To balance the city’s current $39 million budget, Dunn said Upland’s entire municipal operation is  borrowing heavily from rapidly evaporating reserves, while relying on income from two of the city’s enterprise funds which remain in the black, its water and sewer service funds.
This sobering assessment was made before the California Public Employees Retirement System, known by its acronym CalPERS, informed Upland that based on its payroll, the city will need to up its annual contributions to the retirement fund pool by a whopping $1.5 million.  Dunn this week told the Sentinel that Upland is currently paying $6.5 million to CalPERS annually, “based upon budeted payroll and the CalPERS rate. That reflects a 36 percent increase for our general employees and a 29 percent increase for our public safety employees. Earlier this year we were informed CalPERS was changing their actuarials and I ran some numbers. That showed we could expect a rate increase of at least $500,000 or as much as $2 million. It turns out it was closer to $2 million,” Dunn said.
Although other cities are being hit with pension rate increases as well, Upland finds itself behind this financial eight ball in no small measure because of the growth of its staff during the last decade as well as concessions made to the city’s employees’ bargaining units during the tenure of former mayor John Pomierski, who was heavily supported by all of the city’s employee unions. Under Pomierski and his hand-picked city manager, Robb Quincey, the city increased salary and benefit packages for employees markedly. Subsequently, Pomierski was indicted by a federal grand jury for his involvement in a political corruption scheme that involved his taking bribes in exchange for using his influence as an elected official to forge backroom deals and arrange favorable outcomes for individuals and businesses with projects or applications being processed at City Hall. Pomierski pleaded guilty and is now serving a sentence in a federal penitentiary. Quincey has been indicted and charged with three felony corruption charges, including unlawful misappropriation of public money, gaining personal benefit from an official contract, and giving false testimony under oath.
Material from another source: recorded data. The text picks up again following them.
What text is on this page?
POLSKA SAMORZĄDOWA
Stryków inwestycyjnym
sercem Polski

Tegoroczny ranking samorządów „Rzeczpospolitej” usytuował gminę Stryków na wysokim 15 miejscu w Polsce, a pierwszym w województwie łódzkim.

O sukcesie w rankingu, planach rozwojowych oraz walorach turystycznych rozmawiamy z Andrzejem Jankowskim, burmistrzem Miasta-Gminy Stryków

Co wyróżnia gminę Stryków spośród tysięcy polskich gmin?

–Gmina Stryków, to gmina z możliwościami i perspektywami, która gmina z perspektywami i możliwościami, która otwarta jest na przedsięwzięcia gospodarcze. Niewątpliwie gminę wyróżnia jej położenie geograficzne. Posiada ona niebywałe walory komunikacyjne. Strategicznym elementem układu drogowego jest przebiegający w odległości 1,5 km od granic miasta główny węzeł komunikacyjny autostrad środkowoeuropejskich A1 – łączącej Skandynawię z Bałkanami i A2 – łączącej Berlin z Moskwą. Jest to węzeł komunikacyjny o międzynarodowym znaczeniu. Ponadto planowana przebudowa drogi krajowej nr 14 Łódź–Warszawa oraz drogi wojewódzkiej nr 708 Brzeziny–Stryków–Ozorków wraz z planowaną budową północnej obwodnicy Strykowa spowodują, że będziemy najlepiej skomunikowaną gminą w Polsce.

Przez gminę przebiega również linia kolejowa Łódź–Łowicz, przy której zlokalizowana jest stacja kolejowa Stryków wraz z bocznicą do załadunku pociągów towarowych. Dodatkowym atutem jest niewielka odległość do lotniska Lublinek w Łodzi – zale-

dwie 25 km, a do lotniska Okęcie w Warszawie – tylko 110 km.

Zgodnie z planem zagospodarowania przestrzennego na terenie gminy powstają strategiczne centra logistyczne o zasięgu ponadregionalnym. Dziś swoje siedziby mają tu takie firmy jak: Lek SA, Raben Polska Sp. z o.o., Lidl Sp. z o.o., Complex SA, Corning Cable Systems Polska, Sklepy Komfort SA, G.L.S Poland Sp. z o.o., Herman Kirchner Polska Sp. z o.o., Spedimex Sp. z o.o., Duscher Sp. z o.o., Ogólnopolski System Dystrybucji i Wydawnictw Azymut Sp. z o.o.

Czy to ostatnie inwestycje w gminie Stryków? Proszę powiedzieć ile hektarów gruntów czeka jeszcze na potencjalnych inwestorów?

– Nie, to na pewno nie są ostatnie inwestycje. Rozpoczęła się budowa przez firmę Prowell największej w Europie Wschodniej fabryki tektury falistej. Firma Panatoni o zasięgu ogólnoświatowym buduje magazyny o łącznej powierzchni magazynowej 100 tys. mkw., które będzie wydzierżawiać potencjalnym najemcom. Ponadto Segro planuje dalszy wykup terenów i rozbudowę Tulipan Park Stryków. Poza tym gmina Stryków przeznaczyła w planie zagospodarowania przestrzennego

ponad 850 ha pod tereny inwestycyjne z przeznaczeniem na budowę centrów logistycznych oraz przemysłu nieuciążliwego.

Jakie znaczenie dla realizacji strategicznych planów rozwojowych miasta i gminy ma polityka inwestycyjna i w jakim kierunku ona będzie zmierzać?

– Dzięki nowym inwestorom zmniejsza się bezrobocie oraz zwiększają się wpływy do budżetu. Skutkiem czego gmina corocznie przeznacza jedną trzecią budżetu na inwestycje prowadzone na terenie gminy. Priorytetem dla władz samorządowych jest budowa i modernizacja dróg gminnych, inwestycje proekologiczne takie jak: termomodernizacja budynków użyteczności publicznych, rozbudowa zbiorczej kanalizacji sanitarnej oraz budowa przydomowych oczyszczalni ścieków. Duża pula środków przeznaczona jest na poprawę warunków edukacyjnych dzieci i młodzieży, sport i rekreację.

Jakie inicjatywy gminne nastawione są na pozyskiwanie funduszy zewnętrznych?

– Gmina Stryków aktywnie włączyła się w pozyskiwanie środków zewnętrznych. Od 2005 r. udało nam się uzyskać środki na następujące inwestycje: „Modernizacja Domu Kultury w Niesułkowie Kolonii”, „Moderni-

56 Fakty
He has pleaded not guilty and is maintaining his innocence.
This complex of circumstances has led to open expression by some Upland residents that the runaway labor and pension costs that are plaguing Upland are vestiges of the ethos of public trust violations that occurred under Pomierski and Quincey. The implication is that employee contract terms favorable to Upland’s city employees were given to bind those employees to the mayor as part of an understanding and arrangement which allowed Pomierski’s depredations to take place. One outgrowth of that perception is a reluctance on the part of at least some of Upland’s residents to impose on themselves any municipal tax that will be used to pay for the perpetuation of generous pensions for retired city employees.